添加使用number_format（）php函数形成的数字

When i try to add a integer to 3 digit number formed using php number_format() function give right result but when number become 4 digit it give wrong output.

I have tried this. please explain me the reason behind this??

$num1=number_format(1000.5,2);
$num1+=1;
echo $num1;

Output:2

But

  $num1=number_format(100.5,2);
  $num1+=1;
  echo $num1."
";`

Output:101.5

number_format() returns a string not a number. It is there to format a numeric type (integer, float) to a string with a specific, desired "layout". So what you do is add the number 1 to the string resulting from number_format, which will try to cast the string back to a number, apparently resulting in 1 for the string cast as well, which gives you 2 total.

tl;dr; Do calculations on numbers only and then do number_format at the very end to output in a defined format.
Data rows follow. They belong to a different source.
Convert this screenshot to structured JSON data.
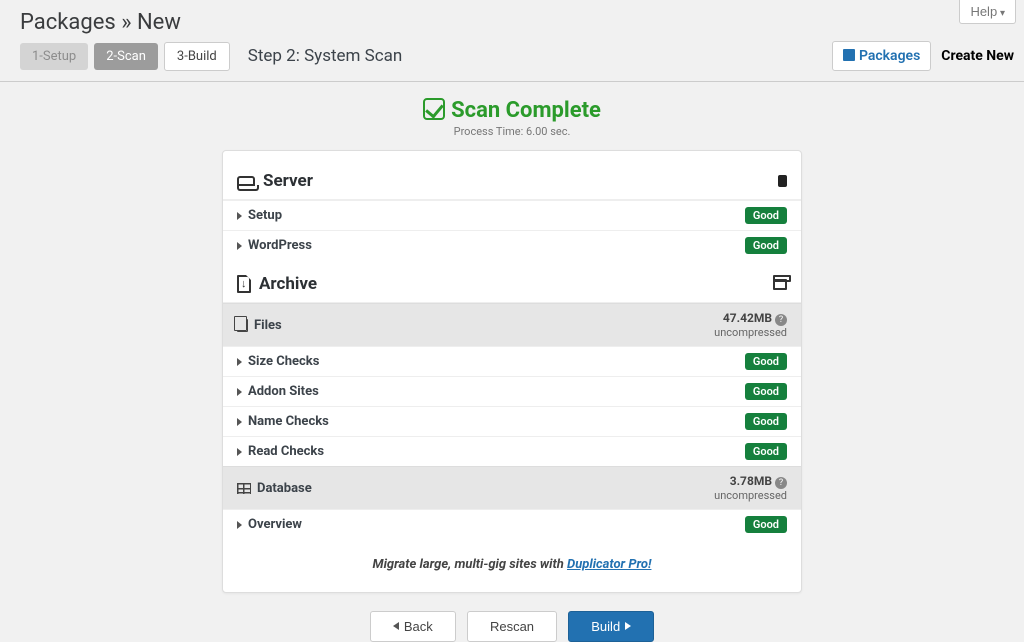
{
  "header": {
    "title": "Packages » New",
    "help_label": "Help"
  },
  "toolbar": {
    "steps": {
      "setup": "1-Setup",
      "scan": "2-Scan",
      "build": "3-Build"
    },
    "step_title": "Step 2: System Scan",
    "packages_link": "Packages",
    "create_new": "Create New"
  },
  "scan": {
    "title": "Scan Complete",
    "process_time": "Process Time: 6.00 sec."
  },
  "sections": {
    "server": {
      "title": "Server",
      "rows": [
        {
          "label": "Setup",
          "status": "Good"
        },
        {
          "label": "WordPress",
          "status": "Good"
        }
      ]
    },
    "archive": {
      "title": "Archive",
      "files": {
        "title": "Files",
        "size": "47.42MB",
        "note": "uncompressed",
        "rows": [
          {
            "label": "Size Checks",
            "status": "Good"
          },
          {
            "label": "Addon Sites",
            "status": "Good"
          },
          {
            "label": "Name Checks",
            "status": "Good"
          },
          {
            "label": "Read Checks",
            "status": "Good"
          }
        ]
      },
      "database": {
        "title": "Database",
        "size": "3.78MB",
        "note": "uncompressed",
        "rows": [
          {
            "label": "Overview",
            "status": "Good"
          }
        ]
      }
    }
  },
  "promo": {
    "text": "Migrate large, multi-gig sites with ",
    "link": "Duplicator Pro!"
  },
  "footer": {
    "back": "Back",
    "rescan": "Rescan",
    "build": "Build"
  }
}
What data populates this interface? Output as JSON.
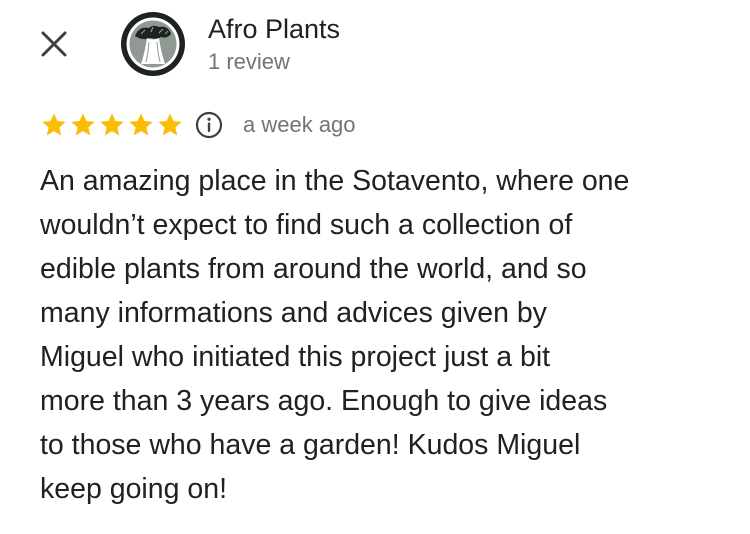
{
  "header": {
    "close_icon": "close-icon",
    "avatar_icon": "baobab-tree-logo"
  },
  "reviewer": {
    "name": "Afro Plants",
    "review_count": "1 review"
  },
  "review": {
    "rating": 5,
    "rating_max": 5,
    "star_color": "#FBBC04",
    "info_icon": "info-icon",
    "timestamp": "a week ago",
    "lines": [
      "An amazing place in the Sotavento, where one",
      "wouldn’t expect to find such a collection of",
      "edible plants from around the world, and so",
      "many informations and advices given by",
      "Miguel who initiated this project just a bit",
      "more than 3 years ago. Enough to give ideas",
      "to those who have a garden! Kudos Miguel",
      "keep going on!"
    ]
  },
  "colors": {
    "text_primary": "#202124",
    "text_secondary": "#70757a",
    "avatar_bg": "#202124",
    "avatar_inner": "#8f9a92"
  }
}
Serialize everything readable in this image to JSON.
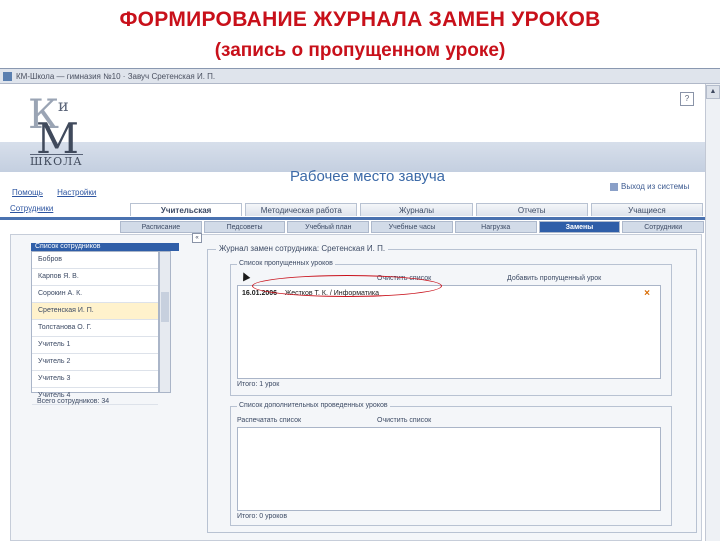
{
  "slide": {
    "title": "ФОРМИРОВАНИЕ ЖУРНАЛА ЗАМЕН УРОКОВ",
    "subtitle": "(запись о пропущенном уроке)"
  },
  "window": {
    "title": "КМ-Школа — гимназия №10 · Завуч Сретенская И. П."
  },
  "header": {
    "logo_letters": [
      "К",
      "и",
      "М"
    ],
    "logo_caption": "ШКОЛА",
    "workspace_title": "Рабочее место завуча",
    "exit_label": "Выход из системы"
  },
  "toplinks": [
    "Помощь",
    "Настройки"
  ],
  "left_label": "Сотрудники",
  "tabs_primary": [
    "Учительская",
    "Методическая работа",
    "Журналы",
    "Отчеты",
    "Учащиеся"
  ],
  "tabs_primary_active": "Учительская",
  "tabs_secondary": [
    "Расписание",
    "Педсоветы",
    "Учебный план",
    "Учебные часы",
    "Нагрузка",
    "Замены",
    "Сотрудники"
  ],
  "tabs_secondary_active": "Замены",
  "employees": {
    "header": "Список сотрудников",
    "items": [
      "Бобров",
      "Карпов Я. В.",
      "Сорокин А. К.",
      "Сретенская И. П.",
      "Толстанова О. Г.",
      "Учитель 1",
      "Учитель 2",
      "Учитель 3",
      "Учитель 4"
    ],
    "selected_index": 3,
    "footer": "Всего сотрудников: 34"
  },
  "journal": {
    "title": "Журнал замен сотрудника: Сретенская И. П.",
    "missed": {
      "title": "Список пропущенных уроков",
      "clear_link": "Очистить список",
      "add_link": "Добавить пропущенный урок",
      "row_date": "16.01.2006",
      "row_text": "Жестков Т. К. / Информатика",
      "footer": "Итого: 1 урок"
    },
    "extra": {
      "title": "Список дополнительных проведенных уроков",
      "print_link": "Распечатать список",
      "clear_link": "Очистить список",
      "footer": "Итого: 0 уроков"
    }
  },
  "colors": {
    "title_red": "#c8101a",
    "accent_blue": "#2f5ea8",
    "delete_orange": "#d86a00"
  }
}
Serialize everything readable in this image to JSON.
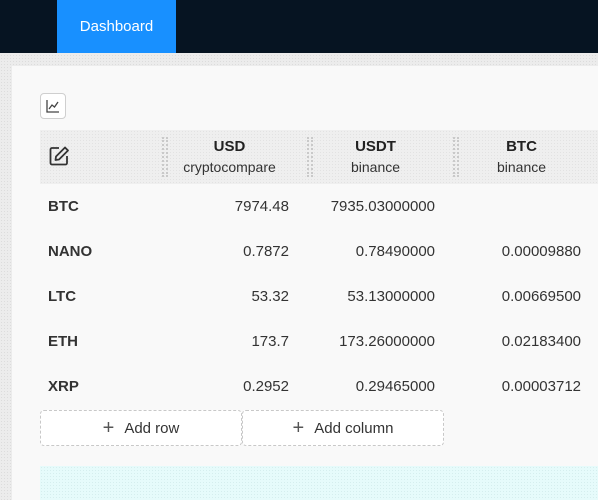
{
  "nav": {
    "active_tab": "Dashboard"
  },
  "toolbar": {
    "chart_toggle_icon": "line-chart-icon"
  },
  "table": {
    "edit_icon": "edit-icon",
    "columns": [
      {
        "currency": "USD",
        "source": "cryptocompare"
      },
      {
        "currency": "USDT",
        "source": "binance"
      },
      {
        "currency": "BTC",
        "source": "binance"
      }
    ],
    "rows": [
      {
        "symbol": "BTC",
        "values": [
          "7974.48",
          "7935.03000000",
          ""
        ]
      },
      {
        "symbol": "NANO",
        "values": [
          "0.7872",
          "0.78490000",
          "0.00009880"
        ]
      },
      {
        "symbol": "LTC",
        "values": [
          "53.32",
          "53.13000000",
          "0.00669500"
        ]
      },
      {
        "symbol": "ETH",
        "values": [
          "173.7",
          "173.26000000",
          "0.02183400"
        ]
      },
      {
        "symbol": "XRP",
        "values": [
          "0.2952",
          "0.29465000",
          "0.00003712"
        ]
      }
    ]
  },
  "actions": {
    "add_row": "Add row",
    "add_column": "Add column"
  },
  "colors": {
    "topbar": "#061422",
    "accent": "#1890ff",
    "alert": "#e6fbfb"
  }
}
$num1 = number_format(1000.5, 2);
var_dump($num1);
// => string(8) "1,000.50"

$num1 += 1;
var_dump($num1);
// => int(2)

Function number_format() returns string.

And that string is type cast to integer when you are adding 1

See Type Juggling

The quickest solution would be using str_replace() on your formatted number. Something like this would do:

(float)str_replace( ',', '', $formatted_number )

By removing the commas from the string and asking for the float value, you'll get a usable number.